Homélie pour la messe anniversaire de la dédicace de la cathédrale Notre-Dame de Reims

Homélie pour la messe d’anniversaire de la dédicace de la cathédrale Notre-Dame de Reims, le dimanche 18 octobre 2020.

Un puits, à la sortie de la ville, le bourg tout au plus, de Sykar en Samarie, ce n’est pas grand-chose. Un trou dans la terre, une humble margelle, un étai de bois pour permettre de fixer la corde ou la chaîne et de descendre et remonter les seaux avec moins d’effort. Ce puits-là, certes, vient de Jacob, le petit-fils d’Abraham, il a quelques lettres de noblesse, une histoire se raconte autour de lui ; il est surtout comme tout puits une garantie de vie pour les populations voisines, tous savent son importance vitale, mais rien ne le distingue vraiment de tout autre puits sur la surface de la Terre. Au bord de ce puits-là, pourtant, une parole immortelle a été prononcée, une parole qui change la destinée et la vie des humains : « L’heure vient – et c’est maintenant – où les vrais adorateurs adoreront le Père en esprit et vérité : tels sont les adorateurs que recherche le Père. Dieu est esprit, et ceux qui l’adorent, c’est en esprit et vérité qu’ils doivent l’adorer. » En quelques mots sont renvoyés dos à dos le temple de Jérusalem et l’immense symbolique qu’il exprime et le mont Garizim où les Samaritains s’efforçaient, avec bien de la peine, de trouver la même profusion, et toute montagne sacrée, tout temple, tout bâtiment. Seul compte l’adoration en esprit et en vérité. Dieu n’a pas besoin de rites compliqués, Dieu n’est pas lié à tel lieu ou à tel moment. Le lieu propre de l’adoration, c’est en chacun l’esprit et l’heure propice, c’est celle de la vérité, celle de la coïncidence entre le fond de liberté et l’agir. « Dieu est esprit, et ceux qui l’adorent, c’est en esprit et en vérité qu’ils doivent l’adorer. »

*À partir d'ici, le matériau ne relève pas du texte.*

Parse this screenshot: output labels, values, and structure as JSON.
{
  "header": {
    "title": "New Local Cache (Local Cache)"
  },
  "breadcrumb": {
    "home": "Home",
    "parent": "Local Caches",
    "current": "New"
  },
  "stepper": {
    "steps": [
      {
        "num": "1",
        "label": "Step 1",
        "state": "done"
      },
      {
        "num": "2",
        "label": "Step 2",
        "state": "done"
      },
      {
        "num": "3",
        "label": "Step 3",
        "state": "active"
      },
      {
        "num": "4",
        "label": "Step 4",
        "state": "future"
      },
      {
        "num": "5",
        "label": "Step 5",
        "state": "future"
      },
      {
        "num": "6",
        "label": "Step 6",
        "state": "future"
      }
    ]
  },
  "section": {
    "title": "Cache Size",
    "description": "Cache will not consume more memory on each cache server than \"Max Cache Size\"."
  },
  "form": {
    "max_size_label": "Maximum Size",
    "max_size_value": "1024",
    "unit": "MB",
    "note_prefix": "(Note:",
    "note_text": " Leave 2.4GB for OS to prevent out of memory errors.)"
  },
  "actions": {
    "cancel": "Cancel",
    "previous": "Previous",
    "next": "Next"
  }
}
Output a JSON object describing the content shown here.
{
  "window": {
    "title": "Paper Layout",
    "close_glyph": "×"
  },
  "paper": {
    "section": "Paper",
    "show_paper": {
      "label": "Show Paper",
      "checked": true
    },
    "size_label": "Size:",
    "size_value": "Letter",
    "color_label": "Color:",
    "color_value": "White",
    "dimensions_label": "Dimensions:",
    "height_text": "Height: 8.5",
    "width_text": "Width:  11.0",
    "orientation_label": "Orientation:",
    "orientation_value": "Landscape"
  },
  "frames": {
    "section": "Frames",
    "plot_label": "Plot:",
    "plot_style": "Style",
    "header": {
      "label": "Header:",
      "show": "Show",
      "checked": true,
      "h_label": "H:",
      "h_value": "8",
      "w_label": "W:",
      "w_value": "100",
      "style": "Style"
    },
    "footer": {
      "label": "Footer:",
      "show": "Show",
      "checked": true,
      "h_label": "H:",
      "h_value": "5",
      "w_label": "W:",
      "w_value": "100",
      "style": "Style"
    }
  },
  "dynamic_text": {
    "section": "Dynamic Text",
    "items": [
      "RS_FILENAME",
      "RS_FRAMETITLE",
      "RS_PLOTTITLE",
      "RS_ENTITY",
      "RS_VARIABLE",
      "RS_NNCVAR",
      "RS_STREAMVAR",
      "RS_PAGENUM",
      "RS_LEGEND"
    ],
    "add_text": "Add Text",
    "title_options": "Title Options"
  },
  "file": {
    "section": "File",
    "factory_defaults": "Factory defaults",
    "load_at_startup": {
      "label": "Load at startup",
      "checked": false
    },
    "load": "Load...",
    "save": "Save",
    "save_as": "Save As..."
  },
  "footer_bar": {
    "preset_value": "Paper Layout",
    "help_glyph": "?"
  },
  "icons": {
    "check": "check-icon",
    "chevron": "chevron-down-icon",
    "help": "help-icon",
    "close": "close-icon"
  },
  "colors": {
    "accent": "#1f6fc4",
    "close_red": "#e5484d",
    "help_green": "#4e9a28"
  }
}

Nous voici pourtant, deux mille après, réunis ici dans ce bâtiment prestigieux que nous appelons notre cathédrale, tout heureux de pouvoir l’admirer en sa beauté, tout heureux de pouvoir y célébrer notre culte pour Dieu et y recevoir ce que Dieu a à nous y donner. Nous sommes là, frères et sœurs, non pas malgré les paroles que Jésus prononça appuyé sur la modeste margelle du puits de Jacob, dans la chaleur de midi, les pieds dans le sable, mais à cause de ses paroles, grâce à elles, pour en vivre la vérité : « Dieu est esprit ». Nous sommes heureux, toutes les prières de cette messe vont le dire, d’être là ensemble dans cet édifice qui nous émerveille, heureux d’y recevoir l’héritage de nos pères, heureux de pouvoir célébrer non pas dans le secret, mais en plein jour, protégés de la pluie et du soleil et dans la liberté et la sécurité que notre pays nous permet. Nous savons que le culte véritable, celui que Dieu regarde, se joue dans l’intime de nos libertés, dans leur consentement à l’alliance que Dieu propose et dans les actes qui en découlent. Seulement, nous savons aussi que la conversation qui a commencé ce jour-là, près du puits de Jacob, entre Jésus et cette femme de Samarie s’est nouée un soir, à la veille de la Passion, lorsque Jésus, ayant réuni avec lui ses apôtres, s’est donné pour eux et pour la femme de Samarie et pour tous et chacun de nous en consentant de tout son être à la volonté du Père qu’il nous reçoive comme ses frères et ses sœurs malgré notre péché. Notre cathédrale comme toute église a été voulue pour servir d’écrin à ce geste tellement simple : un peu de pain, un peu de vin, quelques paroles, par lequel l’acte définitif de Jésus à l’intime de sa liberté filiale a été noué dans notre chair pour devenir source de vie nouvelle pour chacun de nous et pour tous. La splendeur de notre cathédrale : son architecture, sa sculpture, son décor, tout est voulu pour magnifier le geste unique dans lequel Jésus a ressaisi toute sa vie pour en faire une offrande parfaite au Père en notre faveur.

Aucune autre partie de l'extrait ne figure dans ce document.